Pennsylvania’s difficulty with obtaining correct and timely data is echoing in other states, said Terri Duggan Schwartzbeck, a policy analyst who is tracking AYP implementation for the American Association of School Administrators, an Arlington, Va.-based group that represents district superintendents.
“A lot of states are working out data issues,” she said. “This is very much a numbers game, and states have different infrastructures for dealing with that.”
One Florida school, Ms. Schwartzbeck said, appealed its status because one student who was flagged as failing a state test no longer attended the school.

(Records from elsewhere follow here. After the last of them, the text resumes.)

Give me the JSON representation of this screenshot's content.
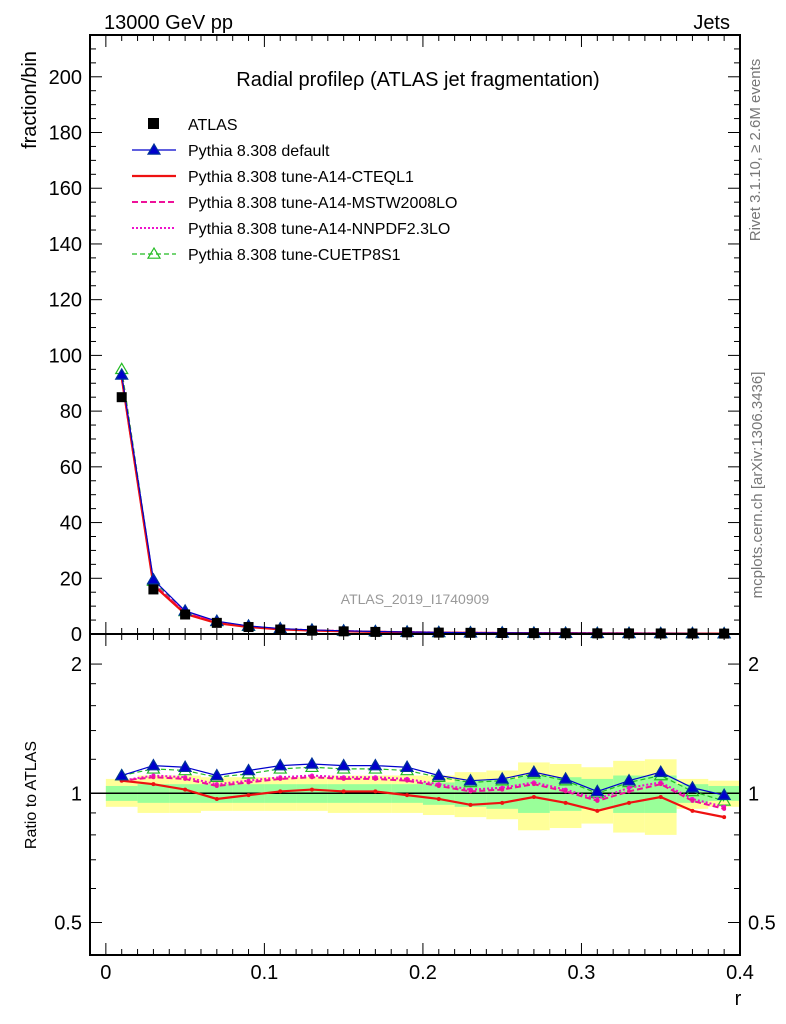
{
  "header": {
    "left": "13000 GeV pp",
    "right": "Jets"
  },
  "side_labels": {
    "rivet": "Rivet 3.1.10, ≥ 2.6M events",
    "mcplots": "mcplots.cern.ch [arXiv:1306.3436]"
  },
  "watermark": "ATLAS_2019_I1740909",
  "colors": {
    "atlas": "#000000",
    "default": "#0000cc",
    "cteql1": "#ee1111",
    "mstw": "#ee1199",
    "nnpdf": "#ee11cc",
    "cuetp8s1": "#22bb22",
    "band_outer": "#ffff99",
    "band_inner": "#99ff99"
  },
  "chart_data": [
    {
      "type": "line",
      "title": "Radial profileρ (ATLAS jet fragmentation)",
      "ylabel": "fraction/bin",
      "xlim": [
        -0.01,
        0.4
      ],
      "ylim": [
        0,
        215
      ],
      "yticks": [
        "0",
        "20",
        "40",
        "60",
        "80",
        "100",
        "120",
        "140",
        "160",
        "180",
        "200"
      ],
      "x": [
        0.01,
        0.03,
        0.05,
        0.07,
        0.09,
        0.11,
        0.13,
        0.15,
        0.17,
        0.19,
        0.21,
        0.23,
        0.25,
        0.27,
        0.29,
        0.31,
        0.33,
        0.35,
        0.37,
        0.39
      ],
      "legend": [
        {
          "label": "ATLAS",
          "key": "atlas",
          "style": "square"
        },
        {
          "label": "Pythia 8.308 default",
          "key": "default",
          "style": "solid-tri"
        },
        {
          "label": "Pythia 8.308 tune-A14-CTEQL1",
          "key": "cteql1",
          "style": "solid"
        },
        {
          "label": "Pythia 8.308 tune-A14-MSTW2008LO",
          "key": "mstw",
          "style": "dashed"
        },
        {
          "label": "Pythia 8.308 tune-A14-NNPDF2.3LO",
          "key": "nnpdf",
          "style": "dotted"
        },
        {
          "label": "Pythia 8.308 tune-CUETP8S1",
          "key": "cuetp8s1",
          "style": "dashed-tri"
        }
      ],
      "series": [
        {
          "name": "ATLAS",
          "key": "atlas",
          "values": [
            85,
            16,
            7,
            4,
            2.5,
            1.6,
            1.2,
            0.95,
            0.75,
            0.6,
            0.5,
            0.42,
            0.36,
            0.31,
            0.27,
            0.24,
            0.21,
            0.19,
            0.17,
            0.15
          ]
        },
        {
          "name": "Pythia 8.308 default",
          "key": "default",
          "values": [
            93,
            19.5,
            8.3,
            4.6,
            2.9,
            1.95,
            1.45,
            1.15,
            0.9,
            0.72,
            0.58,
            0.48,
            0.41,
            0.36,
            0.31,
            0.27,
            0.24,
            0.22,
            0.19,
            0.16
          ]
        },
        {
          "name": "Pythia 8.308 tune-A14-CTEQL1",
          "key": "cteql1",
          "values": [
            92,
            17.5,
            7.2,
            3.9,
            2.5,
            1.65,
            1.23,
            0.96,
            0.76,
            0.6,
            0.48,
            0.4,
            0.34,
            0.3,
            0.26,
            0.22,
            0.2,
            0.18,
            0.16,
            0.13
          ]
        },
        {
          "name": "Pythia 8.308 tune-A14-MSTW2008LO",
          "key": "mstw",
          "values": [
            92,
            18,
            7.6,
            4.2,
            2.65,
            1.75,
            1.32,
            1.03,
            0.82,
            0.65,
            0.52,
            0.43,
            0.37,
            0.32,
            0.28,
            0.24,
            0.21,
            0.19,
            0.17,
            0.14
          ]
        },
        {
          "name": "Pythia 8.308 tune-A14-NNPDF2.3LO",
          "key": "nnpdf",
          "values": [
            92,
            18,
            7.7,
            4.2,
            2.7,
            1.78,
            1.34,
            1.05,
            0.83,
            0.66,
            0.53,
            0.44,
            0.38,
            0.33,
            0.28,
            0.24,
            0.22,
            0.2,
            0.17,
            0.14
          ]
        },
        {
          "name": "Pythia 8.308 tune-CUETP8S1",
          "key": "cuetp8s1",
          "values": [
            95,
            19,
            8.1,
            4.5,
            2.8,
            1.9,
            1.4,
            1.1,
            0.87,
            0.7,
            0.56,
            0.46,
            0.4,
            0.35,
            0.3,
            0.26,
            0.23,
            0.21,
            0.18,
            0.15
          ]
        }
      ]
    },
    {
      "type": "line",
      "ylabel": "Ratio to ATLAS",
      "xlabel": "r",
      "scale": "log",
      "ylim": [
        0.42,
        2.35
      ],
      "yticks": [
        {
          "v": 0.5,
          "label": "0.5"
        },
        {
          "v": 1,
          "label": "1"
        },
        {
          "v": 2,
          "label": "2"
        }
      ],
      "xticks": [
        {
          "v": 0,
          "label": "0"
        },
        {
          "v": 0.1,
          "label": "0.1"
        },
        {
          "v": 0.2,
          "label": "0.2"
        },
        {
          "v": 0.3,
          "label": "0.3"
        },
        {
          "v": 0.4,
          "label": "0.4"
        }
      ],
      "band_outer": {
        "lo": [
          0.93,
          0.9,
          0.9,
          0.91,
          0.91,
          0.91,
          0.91,
          0.9,
          0.9,
          0.9,
          0.89,
          0.88,
          0.87,
          0.82,
          0.83,
          0.85,
          0.81,
          0.8,
          0.92,
          0.93
        ],
        "hi": [
          1.08,
          1.1,
          1.1,
          1.09,
          1.09,
          1.09,
          1.09,
          1.1,
          1.1,
          1.1,
          1.1,
          1.12,
          1.13,
          1.18,
          1.17,
          1.15,
          1.19,
          1.2,
          1.08,
          1.07
        ]
      },
      "band_inner": {
        "lo": [
          0.96,
          0.95,
          0.95,
          0.95,
          0.95,
          0.95,
          0.95,
          0.95,
          0.95,
          0.95,
          0.94,
          0.93,
          0.92,
          0.9,
          0.91,
          0.92,
          0.9,
          0.9,
          0.95,
          0.96
        ],
        "hi": [
          1.04,
          1.05,
          1.05,
          1.05,
          1.05,
          1.05,
          1.05,
          1.05,
          1.05,
          1.05,
          1.06,
          1.07,
          1.08,
          1.1,
          1.09,
          1.08,
          1.1,
          1.1,
          1.05,
          1.04
        ]
      },
      "series": [
        {
          "name": "Pythia 8.308 default",
          "key": "default",
          "values": [
            1.1,
            1.16,
            1.15,
            1.1,
            1.13,
            1.16,
            1.17,
            1.16,
            1.16,
            1.15,
            1.1,
            1.07,
            1.08,
            1.12,
            1.08,
            1.01,
            1.07,
            1.12,
            1.03,
            0.99
          ]
        },
        {
          "name": "Pythia 8.308 tune-A14-CTEQL1",
          "key": "cteql1",
          "values": [
            1.07,
            1.05,
            1.02,
            0.97,
            0.99,
            1.01,
            1.02,
            1.01,
            1.01,
            0.99,
            0.97,
            0.94,
            0.95,
            0.98,
            0.95,
            0.91,
            0.95,
            0.98,
            0.91,
            0.88
          ]
        },
        {
          "name": "Pythia 8.308 tune-A14-MSTW2008LO",
          "key": "mstw",
          "values": [
            1.07,
            1.09,
            1.08,
            1.04,
            1.06,
            1.08,
            1.09,
            1.08,
            1.08,
            1.07,
            1.04,
            1.01,
            1.02,
            1.05,
            1.01,
            0.96,
            1.01,
            1.05,
            0.96,
            0.92
          ]
        },
        {
          "name": "Pythia 8.308 tune-A14-NNPDF2.3LO",
          "key": "nnpdf",
          "values": [
            1.07,
            1.1,
            1.09,
            1.05,
            1.07,
            1.09,
            1.1,
            1.09,
            1.09,
            1.08,
            1.05,
            1.02,
            1.03,
            1.06,
            1.02,
            0.97,
            1.03,
            1.06,
            0.97,
            0.93
          ]
        },
        {
          "name": "Pythia 8.308 tune-CUETP8S1",
          "key": "cuetp8s1",
          "values": [
            1.1,
            1.14,
            1.13,
            1.09,
            1.11,
            1.14,
            1.15,
            1.14,
            1.14,
            1.13,
            1.09,
            1.06,
            1.07,
            1.11,
            1.07,
            1.0,
            1.06,
            1.1,
            1.01,
            0.96
          ]
        }
      ]
    }
  ]
}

William J. Erpenbach, a Madison, Wis.-based consultant who reviewed many states’ AYP plans for the U.S. Department of Education, said he was troubled that the federal department hadn’t imposed greater uniformity on how states conduct their appeals processes. Some states have a “good, objective, systematic process,” he said, and others “have almost nothing.”
The federal department, he added, “really didn’t seem to challenge this part.”
Ronald J. Tomalis, the federal Education Department’s acting assistant secretary for elementary and secondary education, said that states need flexibility in setting up and applying their No Child Left Behind systems.
But appeals processes must deliver “consistent and reasoned decisions” in accord with their state plans and with the federal law, he said. The department will look at those processes as part of its monitoring of the Title I aid program for disadvantaged students, he said.
Jack F. Jennings, the director of the Center on Education Policy, a Washington research group, said schools have not begun to feel the heat in this first year that they will in subsequent years.
“This is the year of glitches and confusion,” he said. “Next year is the year of real consequences.”